There has been spirited discussion in the library world recently about next generation catalogs, but that discussion has heavily centered on systems rather than the data that drives them. I’d argue that one needs both highly functional systems and good data in order to provide the sorts of access our users demand. How we get that good data is what I’ve been interested in recently. Humans generating it the way libraries currently do is one part of a larger-scale solution, but given the current ratio of interesting resources to funding for humans to describe them, we must find other means to supplement our current approach.
So what might we do? Here are my thoughts:
- Tap into our users. There are a whole lot of people out there that know and care a lot more about our resources than Random J. Cataloger. Let’s harness the knowledge and passion of those users, and provide systems that let them quickly and easily share what they know with us and other users.
- Get more out of existing library data. As Lorcan Dempsey says, we should “make our data work harder.” Although MARC and other library descriptive traditions have many limitations in light of next-generation systems, they still represent a substantial corpus of data that we must use as a basis for future enhancements. Let’s use any and all techniques at our disposal to transform this data into that which drives these next-generation systems.

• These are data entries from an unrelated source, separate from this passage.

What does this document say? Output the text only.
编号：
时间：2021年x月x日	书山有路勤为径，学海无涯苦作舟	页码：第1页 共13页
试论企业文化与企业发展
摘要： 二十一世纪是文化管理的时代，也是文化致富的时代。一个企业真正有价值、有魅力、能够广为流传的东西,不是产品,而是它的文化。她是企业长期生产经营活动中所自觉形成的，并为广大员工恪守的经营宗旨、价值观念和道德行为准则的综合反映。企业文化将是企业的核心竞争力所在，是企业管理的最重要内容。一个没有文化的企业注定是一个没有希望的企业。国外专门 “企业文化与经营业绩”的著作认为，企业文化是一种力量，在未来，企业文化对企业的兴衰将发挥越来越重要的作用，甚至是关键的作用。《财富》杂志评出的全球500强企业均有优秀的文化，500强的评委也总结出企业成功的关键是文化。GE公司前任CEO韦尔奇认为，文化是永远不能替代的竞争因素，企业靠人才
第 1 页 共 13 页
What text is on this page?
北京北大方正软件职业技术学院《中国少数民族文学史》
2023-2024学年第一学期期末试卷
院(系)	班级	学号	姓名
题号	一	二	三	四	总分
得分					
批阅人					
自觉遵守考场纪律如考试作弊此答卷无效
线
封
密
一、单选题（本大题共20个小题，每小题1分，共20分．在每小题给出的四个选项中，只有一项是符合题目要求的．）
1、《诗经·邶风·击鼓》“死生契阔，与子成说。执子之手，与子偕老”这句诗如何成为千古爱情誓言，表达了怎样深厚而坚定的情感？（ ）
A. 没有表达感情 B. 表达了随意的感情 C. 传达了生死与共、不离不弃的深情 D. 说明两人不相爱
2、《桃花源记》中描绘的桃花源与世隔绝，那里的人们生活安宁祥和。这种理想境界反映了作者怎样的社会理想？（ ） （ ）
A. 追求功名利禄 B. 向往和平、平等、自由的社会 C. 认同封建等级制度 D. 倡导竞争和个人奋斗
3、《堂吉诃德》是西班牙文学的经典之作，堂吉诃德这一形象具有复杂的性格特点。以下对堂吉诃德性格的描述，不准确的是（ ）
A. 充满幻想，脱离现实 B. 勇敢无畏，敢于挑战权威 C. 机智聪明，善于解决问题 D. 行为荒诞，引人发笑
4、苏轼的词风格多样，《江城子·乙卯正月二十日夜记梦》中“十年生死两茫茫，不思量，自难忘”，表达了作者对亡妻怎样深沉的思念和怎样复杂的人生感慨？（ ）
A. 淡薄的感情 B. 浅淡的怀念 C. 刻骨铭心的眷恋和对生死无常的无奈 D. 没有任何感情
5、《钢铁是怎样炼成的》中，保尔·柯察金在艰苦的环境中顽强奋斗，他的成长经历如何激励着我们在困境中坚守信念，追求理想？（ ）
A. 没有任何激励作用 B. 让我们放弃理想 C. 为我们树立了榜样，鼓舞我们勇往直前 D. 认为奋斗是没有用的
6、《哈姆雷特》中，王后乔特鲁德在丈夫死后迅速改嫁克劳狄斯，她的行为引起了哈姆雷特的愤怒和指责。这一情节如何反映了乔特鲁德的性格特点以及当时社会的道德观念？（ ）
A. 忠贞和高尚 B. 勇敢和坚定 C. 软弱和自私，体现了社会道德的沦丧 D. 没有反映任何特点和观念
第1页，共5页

- Look outside of libraries. Libraries do things differently than publishers, vendors, enthusiasts, and many other communities that create and use metadata. We should keep in mind the cliché, “Different is not necessarily better.” We need to both look at ways of mining existing metadata from other communities to meet our needs, and re-examine the way we structure our metadata with specific user functions in mind.
- Put more IR techniques into production. Information retrieval research provides a wide variety of techniques to better process metadata from libraries and other communities. Simple field-to-field mapping is only a portion of what we can make this existing data do for us. We must work with IR experts to push our existing data farther. IR techniques can also be made to work not just on metadata but the data itself. Document summarization, automatic metadata generation, and content-based searching of text, still images, audio, and video can all provide additional data points for our systems to operate upon.
- Develop better cooperative models. Libraries have a history of cooperative cataloging, yet this process is anything but streamlined. We simply must get away from models where every library hosts local copies of records, and each of those records receives individual attention, changing, enhancing, even removing (!) data for local purposes. Any edits or enhancements performed by one should benefit all, and the current networked environment can support this approach much better than was possible when cooperative cataloging systems were first developed.
My point is, we can’t plug our ears, sing a song, and keep doing things the way we have been doing. Let’s make use of the developments around us, contribute the expertise we have, and all benefit as a result.